While no clinically relevant hepatotoxicity was observed, we did not routinely monitor liver enzymes, and transient elevations may not have been identified. Additionally, early discontinuation of IPT limited our assessment of postpartum hepatotoxicity.

Known clinical and demographic risk factors associated with adverse pregnancy outcomes in other observational studies and clinical trials of populations living with and without HIV were modeled here as confounding factors. Point estimates for these effects are imprecise given the limited sample size. In our model, advanced maternal age appeared protective when commonly used thresholds for age were used. When analyzed as a continuous variable, maternal age was not associated with adverse pregnancy outcomes. This may be due to the small proportion of participants who were aged ≥35 years (11%). As expected, elevated viral load was associated with adverse pregnancy outcomes, but low CD4 count was not. This was a relatively healthy cohort, with few participants presenting with advanced HIV disease or severe immunosuppression. Protease inhibitors have been associated with adverse pregnancy outcomes [29, 39]. Only 5 women in this analysis had a cART regimen that contained a protease inhibitor during pregnancy; 2 (40%) had premature infants. Given our small sample size, we were unable to analyze specific cART regimens in the logistic regression analysis. Whether mediated through HIV disease or other factors, low BMI and anemia have also been associated with adverse pregnancy outcomes in pregnant women living with HIV [34], as seen here.

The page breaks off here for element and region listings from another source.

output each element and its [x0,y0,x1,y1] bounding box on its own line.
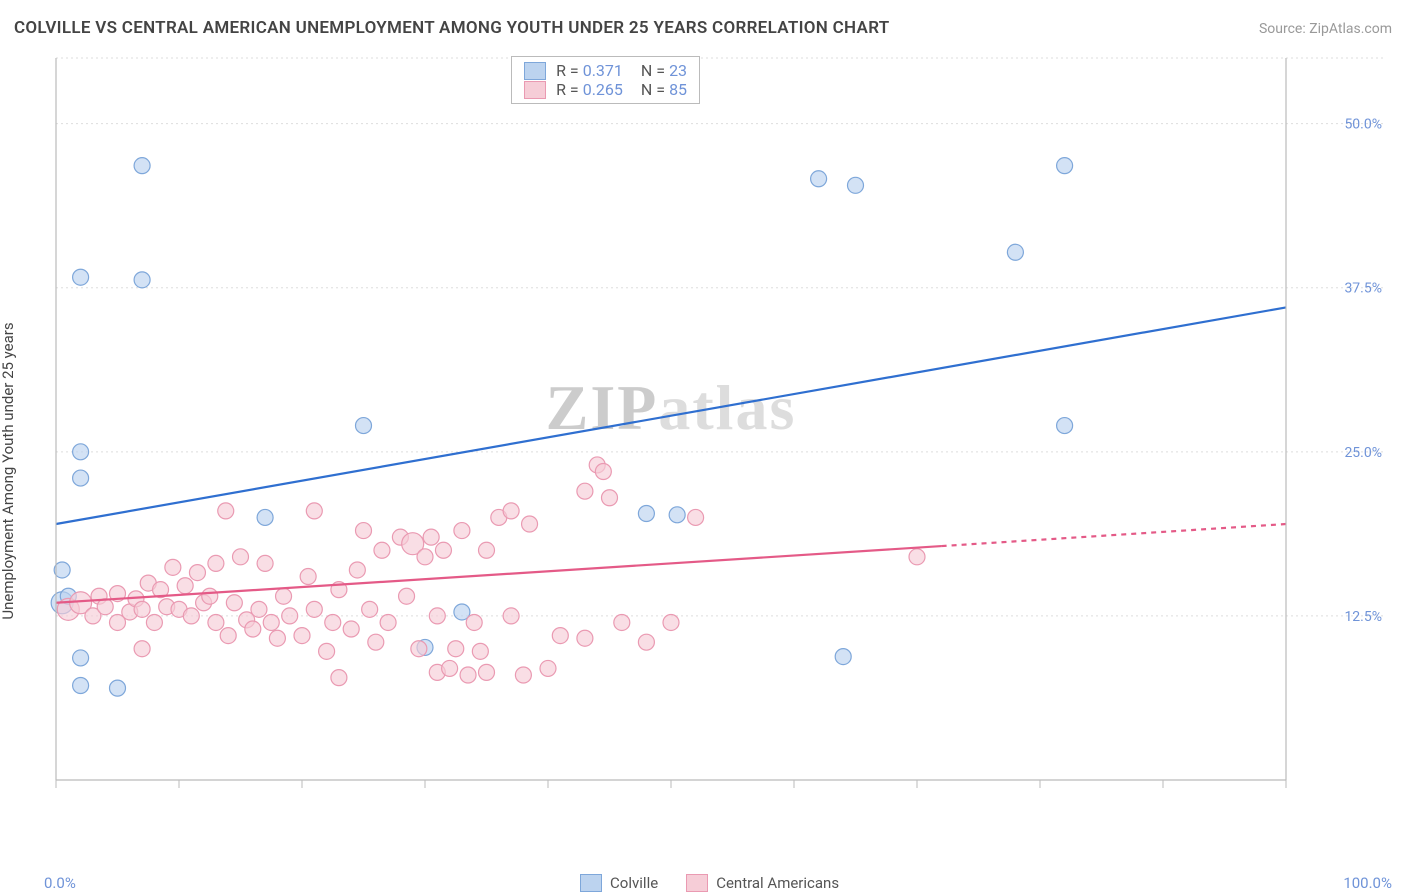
legend-item-colville: Colville [580,874,658,892]
chart-title: COLVILLE VS CENTRAL AMERICAN UNEMPLOYMEN… [14,18,890,38]
svg-text:50.0%: 50.0% [1344,117,1382,133]
legend-label-colville: Colville [610,874,658,892]
stats-swatch [524,62,546,80]
svg-text:25.0%: 25.0% [1344,445,1382,461]
source-label: Source: [1259,21,1309,37]
x-axis-max-label: 100.0% [1343,874,1392,892]
legend-swatch-central-americans [686,874,708,892]
plot-wrap: Unemployment Among Youth under 25 years … [0,50,1406,892]
series-legend: Colville Central Americans [580,874,839,892]
chart-source: Source: ZipAtlas.com [1259,21,1392,37]
y-axis-label: Unemployment Among Youth under 25 years [0,322,17,619]
svg-text:12.5%: 12.5% [1344,609,1382,625]
source-value: ZipAtlas.com [1309,21,1392,37]
stats-row: R = 0.371N = 23 [524,61,687,80]
legend-item-central-americans: Central Americans [686,874,839,892]
x-axis-legend: 0.0% Colville Central Americans 100.0% [44,874,1392,892]
stats-swatch [524,81,546,99]
stats-legend: R = 0.371N = 23R = 0.265N = 85 [511,56,700,104]
y-tick-labels: 12.5% 25.0% 37.5% 50.0% [1344,117,1382,625]
svg-text:ZIPatlas: ZIPatlas [546,372,797,443]
legend-swatch-colville [580,874,602,892]
x-axis-min-label: 0.0% [44,874,76,892]
chart-header: COLVILLE VS CENTRAL AMERICAN UNEMPLOYMEN… [14,18,1392,38]
stats-row: R = 0.265N = 85 [524,80,687,99]
watermark: ZIPatlas [546,372,797,443]
grid-layer [56,58,1386,616]
legend-label-central-americans: Central Americans [716,874,839,892]
svg-text:37.5%: 37.5% [1344,281,1382,297]
scatter-plot: ZIPatlas 12.5% 25.0% 37.5% 50.0% [44,50,1392,830]
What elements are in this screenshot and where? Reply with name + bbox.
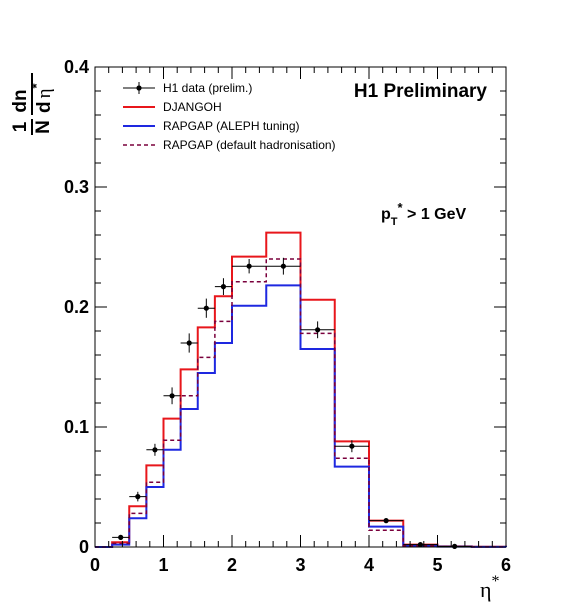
- annotation-rest: > 1 GeV: [403, 206, 467, 223]
- pt-cut-annotation: pT* > 1 GeV: [381, 200, 467, 228]
- legend-marker-point: [136, 85, 142, 91]
- legend-label: RAPGAP (default hadronisation): [163, 138, 336, 152]
- legend-entry-rapgap-aleph-tuning: RAPGAP (ALEPH tuning): [123, 119, 300, 133]
- data-point: [214, 278, 232, 295]
- axis-ticks: 0 1 2 3 4 5 6 0 0.1 0.2 0.3 0.4: [64, 57, 511, 575]
- point-marker: [417, 542, 423, 548]
- legend-label: DJANGOH: [163, 100, 222, 114]
- y-tick-label: 0.4: [64, 57, 89, 77]
- data-point: [197, 298, 215, 318]
- point-marker: [169, 393, 175, 399]
- data-point: [112, 534, 130, 541]
- point-marker: [152, 447, 158, 453]
- data-point: [300, 321, 335, 339]
- y-label-den-sup: *: [29, 82, 44, 88]
- x-axis-label: η*: [480, 573, 500, 602]
- point-marker: [186, 340, 192, 346]
- annotation-sub: T: [391, 216, 398, 228]
- legend: H1 data (prelim.) DJANGOH RAPGAP (ALEPH tu…: [123, 81, 336, 152]
- x-tick-label: 3: [295, 555, 305, 575]
- y-tick-label: 0: [79, 537, 89, 557]
- x-tick-label: 6: [501, 555, 511, 575]
- point-marker: [452, 543, 458, 550]
- point-marker: [203, 305, 209, 311]
- point-marker: [315, 327, 321, 333]
- legend-label: RAPGAP (ALEPH tuning): [163, 119, 300, 133]
- y-axis-label: 1 N dn dη*: [10, 73, 55, 135]
- y-tick-label: 0.2: [64, 297, 89, 317]
- y-label-den-d: d: [34, 101, 55, 113]
- point-marker: [349, 443, 355, 449]
- series-rapgap-default-hadronisation: [95, 258, 507, 548]
- point-marker: [383, 518, 389, 524]
- x-tick-label: 0: [90, 555, 100, 575]
- y-label-expr-num: dn: [10, 89, 31, 112]
- data-point: [232, 259, 267, 274]
- annotation-sup: *: [398, 200, 404, 215]
- x-tick-label: 4: [364, 555, 374, 575]
- y-label-frac-den: N: [33, 120, 54, 134]
- data-point: [403, 542, 438, 548]
- x-tick-label: 5: [432, 555, 442, 575]
- point-marker: [246, 263, 252, 269]
- legend-entry-h1-data-prelim: H1 data (prelim.): [123, 81, 252, 95]
- data-points-layer: [112, 257, 472, 550]
- y-tick-label: 0.1: [64, 417, 89, 437]
- data-point: [129, 491, 147, 502]
- data-point: [163, 387, 181, 405]
- point-marker: [135, 494, 141, 500]
- data-point: [146, 443, 164, 456]
- y-label-den-eta: η: [34, 88, 55, 98]
- y-label-expr-den: dη*: [29, 82, 55, 113]
- point-marker: [118, 534, 124, 541]
- x-tick-label: 1: [158, 555, 168, 575]
- x-axis-label-base: η: [480, 577, 492, 602]
- data-point: [180, 333, 198, 353]
- chart-title: H1 Preliminary: [354, 81, 487, 102]
- x-tick-label: 2: [227, 555, 237, 575]
- data-point: [266, 257, 301, 275]
- annotation-base: p: [381, 206, 391, 223]
- y-tick-label: 0.3: [64, 177, 89, 197]
- legend-entry-djangoh: DJANGOH: [123, 100, 222, 114]
- legend-entry-rapgap-default-hadronisation: RAPGAP (default hadronisation): [123, 138, 336, 152]
- x-axis-label-sup: *: [492, 573, 500, 590]
- legend-label: H1 data (prelim.): [163, 81, 252, 95]
- point-marker: [220, 284, 227, 290]
- point-marker: [280, 263, 286, 269]
- y-label-frac-num: 1: [10, 121, 31, 132]
- data-point: [334, 440, 369, 453]
- data-point: [369, 518, 404, 524]
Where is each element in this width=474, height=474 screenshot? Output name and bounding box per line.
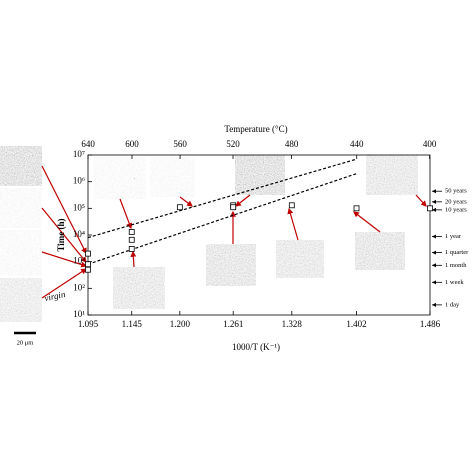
y2-tick-arrow [432,189,436,194]
y2-tick-label: 50 years [445,188,467,195]
micrograph [93,156,147,200]
y2-tick-label: 1 month [445,262,467,269]
data-point [85,250,91,257]
x-tick-label: 1.486 [420,319,441,329]
y-tick-label: 10⁶ [73,176,85,186]
y2-tick-label: 1 year [445,233,462,240]
y2-tick-arrow [432,280,436,285]
data-point [288,202,295,209]
micrograph [354,231,406,271]
data-point [128,229,135,235]
x2-tick-label: 480 [285,139,299,149]
micrograph [0,277,43,323]
micrograph [365,154,419,196]
x-tick-label: 1.200 [170,319,191,329]
micrograph [112,266,166,310]
virgin-label: virgin [43,289,66,303]
data-point [353,205,360,212]
scale-bar-label: 20 μm [17,339,34,346]
x-tick-label: 1.145 [122,319,143,329]
y2-tick-arrow [432,302,436,307]
arrow [353,211,381,233]
x-axis-title: 1000/T (K⁻¹) [232,342,280,352]
data-point [176,204,183,211]
x2-tick-label: 520 [226,139,240,149]
arrow [119,198,133,230]
micrograph [0,187,43,229]
x2-tick-label: 640 [81,139,95,149]
arrow [415,194,427,207]
y-axis-title: Time (h) [56,218,66,251]
arrow [41,165,87,255]
x2-tick-label: 440 [350,139,364,149]
data-point [85,266,91,273]
arrow [130,250,137,268]
y-tick-label: 10⁵ [73,202,85,212]
micrograph [149,156,196,198]
dashed-line [87,158,357,239]
y2-tick-label: 1 quarter [445,249,469,256]
data-point [230,204,237,211]
y2-tick-arrow [432,263,436,268]
arrows [41,165,427,299]
y2-tick-label: 20 years [445,198,467,205]
y2-tick-arrow [432,199,436,204]
arrow [41,251,88,268]
micrograph [275,239,325,279]
micrographs [0,145,419,323]
x2-axis-title: Temperature (°C) [224,124,287,134]
micrograph [0,229,43,276]
micrograph [0,145,43,187]
y2-tick-arrow [432,250,436,255]
arrow [179,196,193,207]
y2-tick-label: 10 years [445,206,467,213]
arrow [41,268,88,299]
x-tick-label: 1.261 [223,319,243,329]
x2-tick-label: 400 [423,139,437,149]
x2-tick-label: 600 [125,139,139,149]
x-tick-label: 1.095 [78,319,99,329]
micrograph [205,243,257,287]
y2-tick-arrow [432,234,436,239]
y2-tick-arrow [432,207,436,212]
y-tick-label: 10⁴ [73,229,85,239]
y-tick-label: 10¹ [73,309,85,319]
data-point [427,205,433,212]
data-point [128,236,135,243]
arrow [41,207,87,263]
x-tick-label: 1.402 [346,319,366,329]
y2-tick-label: 1 day [445,301,460,308]
arrow [287,207,299,241]
y-tick-label: 10² [73,282,85,292]
y-tick-label: 10⁷ [73,149,85,159]
x-tick-label: 1.328 [282,319,303,329]
x2-tick-label: 560 [173,139,187,149]
y2-tick-label: 1 week [445,279,464,286]
data-point [128,246,135,252]
data-point [85,261,91,268]
y-tick-label: 10³ [73,256,85,266]
arrow [235,194,251,207]
micrograph [234,154,286,196]
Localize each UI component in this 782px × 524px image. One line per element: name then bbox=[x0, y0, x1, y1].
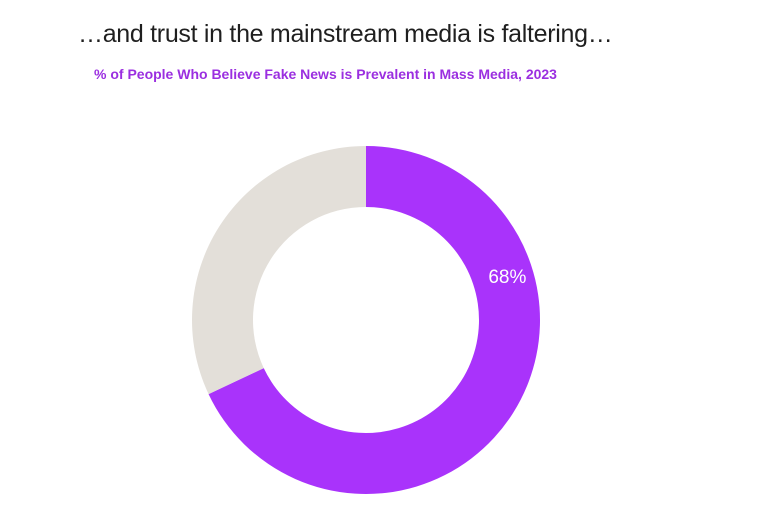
donut-slice-0 bbox=[208, 146, 540, 495]
chart-title: % of People Who Believe Fake News is Pre… bbox=[94, 66, 557, 82]
donut-labels: 68% bbox=[488, 267, 526, 288]
donut-slices bbox=[191, 145, 540, 495]
headline: …and trust in the mainstream media is fa… bbox=[78, 20, 613, 48]
donut-slice-1 bbox=[191, 145, 366, 395]
slice-label-0: 68% bbox=[488, 267, 526, 288]
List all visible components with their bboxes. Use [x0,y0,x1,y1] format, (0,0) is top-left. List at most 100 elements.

This study has several limitations. First, this was an observational study and, though we found few significant differences between groups on measured baseline factors and controlled for several potential demographic, clinical, and HIV-related confounding factors in our analysis, we cannot exclude the possibility of selection bias. It is possible that healthier women were initiated on IPT, thereby overestimating its effect on pregnancy outcomes. Second, given our limited sample size, we were unable to control for all relevant factors associated with adverse pregnancy outcomes including the specific cART regimen, timing of cART initiation with respect to conception, prior prematurity, obstetrical risk factors, and drug use including tobacco and alcohol. Third, while IPT duration was short, most women reported continuing IPT through delivery, allowing for an accurate estimation of IPT’s effect on birth outcomes. These outcomes were measured in >97% of all participants, leading to confidence in the results. Finally, our generalizability may be limited as our study was partially conducted during implementation of PMTCT option A.

In conclusion, we did not find a negative association between IPT during pregnancy and pregnancy outcomes, after controlling for CD4 count, viral load, PMTCT regimen, maternal age, BMI, and anemia. These results may provide some reassurance that IPT can be safely used in the second or third trimester of pregnancy in high-burden settings. Given the high risk of TB disease in pregnant women living with HIV and the resulting poor maternal and infant outcomes, we need additional research to confirm the safety of isoniazid during pregnancy both alone and in combination with rifapentine in new short-course TB preventive therapy regimens.